Master the Perfect Sit-Up: Tips and Breathing Techniques for Success

Sit-ups are a mandatory exercise and also one that is extremely popular among people. They can help people grow taller, gradually dissipate feelings of anger, and bring about a sense of relaxation, among other benefits. However, the correct way to perform sit-ups and the proper breathing technique are still not mastered by some, and their methods differ from others. Now, let me explain it to everyone.

Sit-ups are an important part of physical fitness training, and some people even mistakenly believe they help reduce abdominal fat.

The primary function of sit-ups is to strengthen the abdominal muscles. When done correctly, sit-ups can enhance the elasticity of the abdominal muscles while also protecting the back and improving posture. Conversely, if performed improperly, sit-ups are not only a waste of time but can also be harmful.

According to Stamford (1997), the correct way to perform sit-ups is as follows:

Lie flat on a mat with your knees bent at about 90 degrees and your feet flat on the ground. Do not fix your feet on the ground (e.g., by having a partner hold your ankles), as this will engage the hip flexors and reduce the workload on the abdominal muscles.

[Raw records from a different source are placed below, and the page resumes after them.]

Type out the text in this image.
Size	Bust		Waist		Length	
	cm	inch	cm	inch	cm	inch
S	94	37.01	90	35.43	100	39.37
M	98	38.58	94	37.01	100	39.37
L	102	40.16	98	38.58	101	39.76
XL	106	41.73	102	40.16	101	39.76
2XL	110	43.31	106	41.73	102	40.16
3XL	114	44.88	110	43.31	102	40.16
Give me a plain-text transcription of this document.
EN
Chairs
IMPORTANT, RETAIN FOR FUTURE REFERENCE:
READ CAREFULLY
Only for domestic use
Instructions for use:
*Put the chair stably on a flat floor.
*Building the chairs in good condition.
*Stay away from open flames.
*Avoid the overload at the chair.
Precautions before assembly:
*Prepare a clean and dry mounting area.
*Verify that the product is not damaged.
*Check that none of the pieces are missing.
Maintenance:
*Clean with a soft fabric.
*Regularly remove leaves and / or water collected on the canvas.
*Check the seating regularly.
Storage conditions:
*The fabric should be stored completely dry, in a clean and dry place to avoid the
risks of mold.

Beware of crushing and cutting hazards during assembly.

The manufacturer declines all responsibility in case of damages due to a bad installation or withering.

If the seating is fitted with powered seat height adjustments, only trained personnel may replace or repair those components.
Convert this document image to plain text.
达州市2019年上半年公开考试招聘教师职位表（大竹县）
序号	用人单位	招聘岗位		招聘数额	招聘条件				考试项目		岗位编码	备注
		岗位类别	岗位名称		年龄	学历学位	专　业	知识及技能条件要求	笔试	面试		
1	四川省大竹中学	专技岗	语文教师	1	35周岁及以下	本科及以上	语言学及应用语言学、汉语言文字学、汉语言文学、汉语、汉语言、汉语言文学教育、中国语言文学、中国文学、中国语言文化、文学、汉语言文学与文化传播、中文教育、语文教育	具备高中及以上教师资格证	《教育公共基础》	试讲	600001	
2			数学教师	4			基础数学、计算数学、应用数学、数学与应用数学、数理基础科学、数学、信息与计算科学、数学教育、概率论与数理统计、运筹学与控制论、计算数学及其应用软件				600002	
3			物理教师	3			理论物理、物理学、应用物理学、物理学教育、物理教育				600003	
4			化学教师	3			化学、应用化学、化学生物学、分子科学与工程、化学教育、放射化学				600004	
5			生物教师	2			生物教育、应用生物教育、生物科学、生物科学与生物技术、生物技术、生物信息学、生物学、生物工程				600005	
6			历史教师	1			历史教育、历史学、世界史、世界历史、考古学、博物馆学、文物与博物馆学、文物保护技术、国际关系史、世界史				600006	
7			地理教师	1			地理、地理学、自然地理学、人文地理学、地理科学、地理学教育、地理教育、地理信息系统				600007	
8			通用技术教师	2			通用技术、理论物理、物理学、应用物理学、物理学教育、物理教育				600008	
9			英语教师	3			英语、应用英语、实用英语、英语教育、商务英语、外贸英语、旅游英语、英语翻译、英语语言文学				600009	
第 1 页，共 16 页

Additionally, straight-leg sit-ups can increase the burden on the back and easily cause damage.

Depending on the strength of your abdominal muscles, decide where to place your hands. The closer your hands are to your head, the more difficult the sit-ups will feel. Beginners can place their hands by their sides, and as they become more accustomed or their fitness improves, they can cross their hands over their chest.

Finally, you can also try crossing your hands behind your head, but each hand should rest on the opposite shoulder. Do not interlock your fingers behind your head, as this can strain the neck muscles during exertion and also reduce the workload on the abdominal muscles.

The above is some relevant information on the correct way to perform sit-ups and the proper breathing technique. I believe that after reading this, everyone has gained some understanding in this area. If you haven't done sit-ups for a long time, be sure to do some warm-up exercises before starting to prevent injury.